Berlusconi escort tape may spark antiquities probe
Prime Minister Silvio Berlusconi's private conversations with an escort, which have riveted Italians all week, may wind up getting him into trouble with Italy's archaeological authorities.world Updated: Jul 24, 2009 16:47 IST
Prime Minister Silvio Berlusconi's private conversations with an escort, which have riveted Italians all week, may wind up getting him into trouble with Italy's archaeological authorities.
In one of the transcripts of his purported conversations with Patrizia D'Addario posted on an Italian website, Berlusconi boasts to her about his sprawling villa in Sardinia -- complete with an ice cream parlour and artificial lakes.
"Here we found 30 Phoenician tombs from (around) 300 BC," the voice is heard to say.
The latest audio clip was posted on the website of L'Espresso weekly on Thursday and immediately raised the interest of the opposition and the archaeological community.
Under Italian law archaeological discoveries made on private property must be reported to authorities for inspection, cataloguing and possible excavation.
Italian newspapers reported on Friday that cultural heritage authorities in Sardinia knew nothing about the sites, which archaeologists said would be a major find if confirmed.
The opposition Democratic Party demanded that either Berlusconi or Culture Minister Sandro Bondi address parliament on the purported find and why it was not reported.
"We want to know if they exist or not and if so, whether they have been reported," said opposition parliamentarian Andrea Marcucci.
The national association of archaeologists said they did not know about the site but that if it existed it could reveal many aspects of early civilisations on the Mediterranean island.
The Phoenicians were a trading people with settlements or colonies in many parts of the Mediterranean.
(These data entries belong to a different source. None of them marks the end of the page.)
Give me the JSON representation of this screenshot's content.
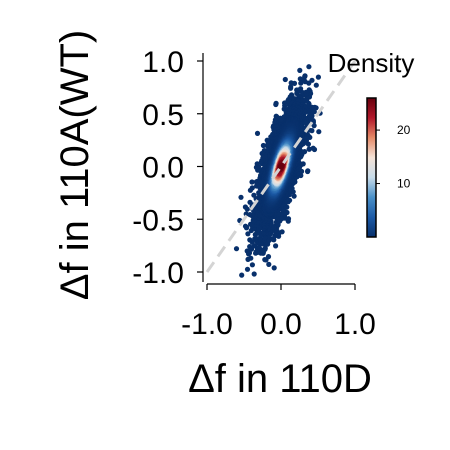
{
  "chart_data": {
    "type": "scatter",
    "xlabel": "Δf in 110D",
    "ylabel": "Δf in 110A(WT)",
    "xlim": [
      -1.0,
      1.0
    ],
    "ylim": [
      -1.0,
      1.0
    ],
    "x_ticks": [
      -1.0,
      0.0,
      1.0
    ],
    "x_tick_labels": [
      "-1.0",
      "0.0",
      "1.0"
    ],
    "y_ticks": [
      -1.0,
      -0.5,
      0.0,
      0.5,
      1.0
    ],
    "y_tick_labels": [
      "-1.0",
      "-0.5",
      "0.0",
      "0.5",
      "1.0"
    ],
    "grid": false,
    "reference_line": {
      "style": "dashed",
      "color": "#d4d4d4",
      "x": [
        -1.0,
        1.0
      ],
      "y": [
        -1.0,
        1.0
      ]
    },
    "density_center": {
      "x": 0.0,
      "y": 0.0
    },
    "density_spread": {
      "sx": 0.16,
      "sy": 0.3,
      "correlation": 0.72
    },
    "colorbar": {
      "title": "Density",
      "range": [
        0,
        26
      ],
      "ticks": [
        10,
        20
      ],
      "tick_labels": [
        "10",
        "20"
      ],
      "colors": [
        "#08306b",
        "#1c5aa6",
        "#4a90c8",
        "#c8dcea",
        "#f4e3d7",
        "#e58a68",
        "#b2182b",
        "#67000d"
      ]
    }
  }
}
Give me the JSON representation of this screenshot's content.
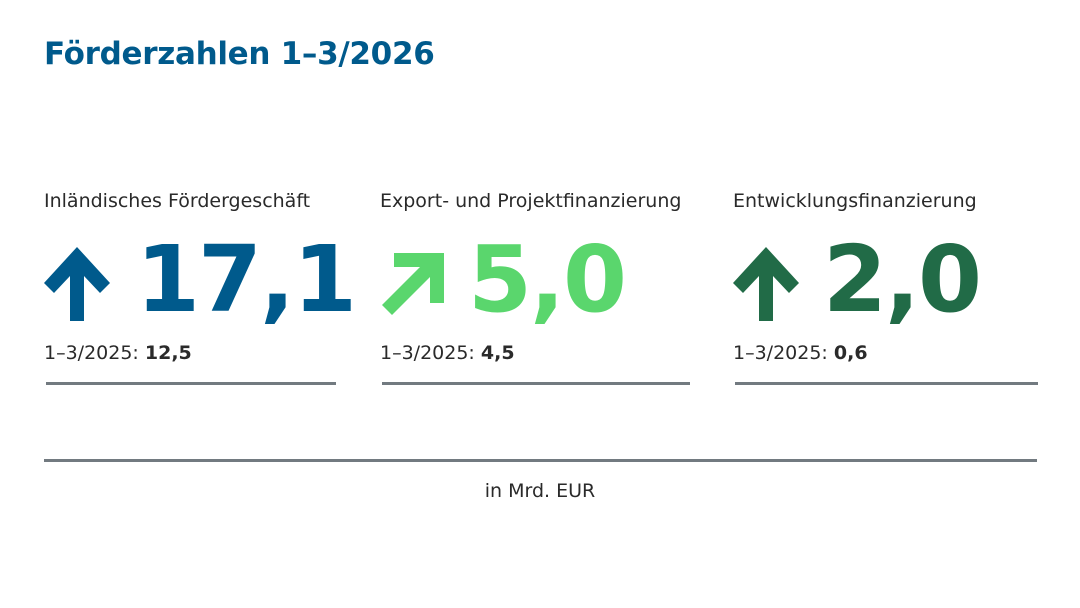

Their origins have been traced to about 2300 BC and had declined by the early part of the 1st century AD.
"Sex and Silvio"
This week the website of weekly magazine L'Espresso has posted recordings of conversations between Berlusconi and D'Addario, 42, who says she and other women were paid to attend parties at Berlusconi's residence in Rome.
The 72-year old conservative prime minister and self-made billionaire, who often boasts of his sexual prowess, has not denied that D'Addario went to his home, but has said that he did not know she was an escort and that he has never paid for sex.
On Wednesday he said that he acknowledged that he was "no saint" but vowed to govern until the end of his mandate in 2013.
L'Espresso entitled its latest cover "Sex and the Silvio" and said politicians were asking themselves "Can he still govern the country?"
Although Berlusconi has tried to make light of the controversy surrounding his private life, the possible political ramifications have been lurking in the background.
An opinion poll published on Tuesday showed his approval rating falling below 50 percent for the first time since he won a landslide election victory last year.
The poll showed that Berlusconi had lost four percentage points since May, when his wife filed for divorce, setting off a chain of revelalations about his private life.
In an interview on Repubblica Television, opposition leader Dario Franceschini said Berlusconi's weakened position was "an objective fact" and that he believed there was possibility that the government could collapse in the autumn.